When it comes to cybersecurity, then, the need for diversity becomes even greater. It makes sense, once diverse teams tend to have a broader set of skills, view problems through different aspects and come up with several - instead of standardised - possible solutions.
Unlike what was perceived decades ago, diverse companies work well together, tend to learn and grow well and, as we can attest ourselves, are just more fun to work at. An environment (work or not) that simply accepts differences and learns from them is just more nurturing than a strict standard and, let's face it, dull one.
Different heroes against different villains
Let's be clear: the reason why cybersecurity is so relevant is that there are countless people out there trying to breach systems, steal data, and turn companies and individuals into victims. Therefore, an overwhelming part of our work as infosec people is anticipating attacks, new techniques and methods that other human beings are creating.
And these hackers, we know, are diverse. They come from different backgrounds, study in different areas, and acquire specific skills and thinking methods in order to do what they do. And so must we!
It may sound cheesy, but the truth is that if we see hackers as villains, then we need a diverse team of heroes to fight the threats. As cybercrime becomes ever more complex and creative, we need holistic teams with professionals from distinct cultural and personal backgrounds.
The advantage of the tech sector
Even though it seems that cybersecurity is a market that needs diversity even more than others, due to the multiple threats that it faces, the tech sector as a whole has a huge benefit from helping prioritise this goal of plural teams.

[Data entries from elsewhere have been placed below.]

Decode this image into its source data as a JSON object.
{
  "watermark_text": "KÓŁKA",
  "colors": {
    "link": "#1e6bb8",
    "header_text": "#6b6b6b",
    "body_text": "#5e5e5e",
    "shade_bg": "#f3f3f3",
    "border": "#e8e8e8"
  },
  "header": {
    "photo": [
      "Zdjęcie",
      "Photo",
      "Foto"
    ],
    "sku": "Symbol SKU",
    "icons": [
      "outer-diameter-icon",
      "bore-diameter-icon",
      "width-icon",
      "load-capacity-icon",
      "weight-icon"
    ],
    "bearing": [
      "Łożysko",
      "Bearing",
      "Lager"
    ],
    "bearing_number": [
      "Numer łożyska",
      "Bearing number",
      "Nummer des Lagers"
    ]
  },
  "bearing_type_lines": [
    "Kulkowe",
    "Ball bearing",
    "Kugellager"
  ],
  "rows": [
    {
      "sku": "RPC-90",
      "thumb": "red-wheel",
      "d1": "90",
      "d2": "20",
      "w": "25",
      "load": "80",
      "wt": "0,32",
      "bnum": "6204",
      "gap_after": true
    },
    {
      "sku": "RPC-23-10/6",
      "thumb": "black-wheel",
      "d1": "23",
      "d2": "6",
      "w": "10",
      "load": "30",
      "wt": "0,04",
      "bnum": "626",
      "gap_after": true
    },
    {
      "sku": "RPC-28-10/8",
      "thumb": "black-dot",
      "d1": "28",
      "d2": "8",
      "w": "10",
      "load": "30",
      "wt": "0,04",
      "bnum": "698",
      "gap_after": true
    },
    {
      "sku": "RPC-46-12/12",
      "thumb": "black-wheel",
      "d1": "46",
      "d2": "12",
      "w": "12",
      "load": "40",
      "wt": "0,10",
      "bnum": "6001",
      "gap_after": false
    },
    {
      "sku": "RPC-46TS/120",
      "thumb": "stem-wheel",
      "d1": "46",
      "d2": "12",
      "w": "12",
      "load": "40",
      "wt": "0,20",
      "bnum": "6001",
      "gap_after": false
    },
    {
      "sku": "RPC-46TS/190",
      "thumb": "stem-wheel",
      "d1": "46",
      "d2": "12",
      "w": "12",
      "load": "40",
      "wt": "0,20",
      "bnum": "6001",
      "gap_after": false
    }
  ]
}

It is not uncommon for tech professionals to be self-taught or to follow a non-linear career path, eliminating traditional perspectives on fancy degrees and expensive education certificates. This opens the doors to so many people - and it is certainly one of the best advantages of the tech world. We live in an era of hybrid, remote and flexible career options, where the climb is not always linear and necessarily to the top.
Everyone is welcome; education is constant, collaborative, and primarily accessible. A Global Information Security Workforce Study showed that 87 percent of the cybersecurity workers globally did not start in the field. Additionally, 33 percent of executives and C-suite professionals in the sector began in non-technical careers. The same study showed that, despite most workers not having started in cybersecurity, 94 percent of hiring managers still indicate that existing experience in the field is an important consideration.
This only highlights the issue with cybersecurity recruitment - and reinforces the need for proper, diversity-focused recruitment programs. The opportunity and the benefits of diverse recruitment are endless. Companies need to create proper channels to find these talents, and diversity programs help rethink certain outdated practices.
At Vaultree, we believe diversity is the only way forward. One of our diversity initiatives is to proudly support WOMCY, a non-profit organisation made up of women with a focus on the development of cybersecurity.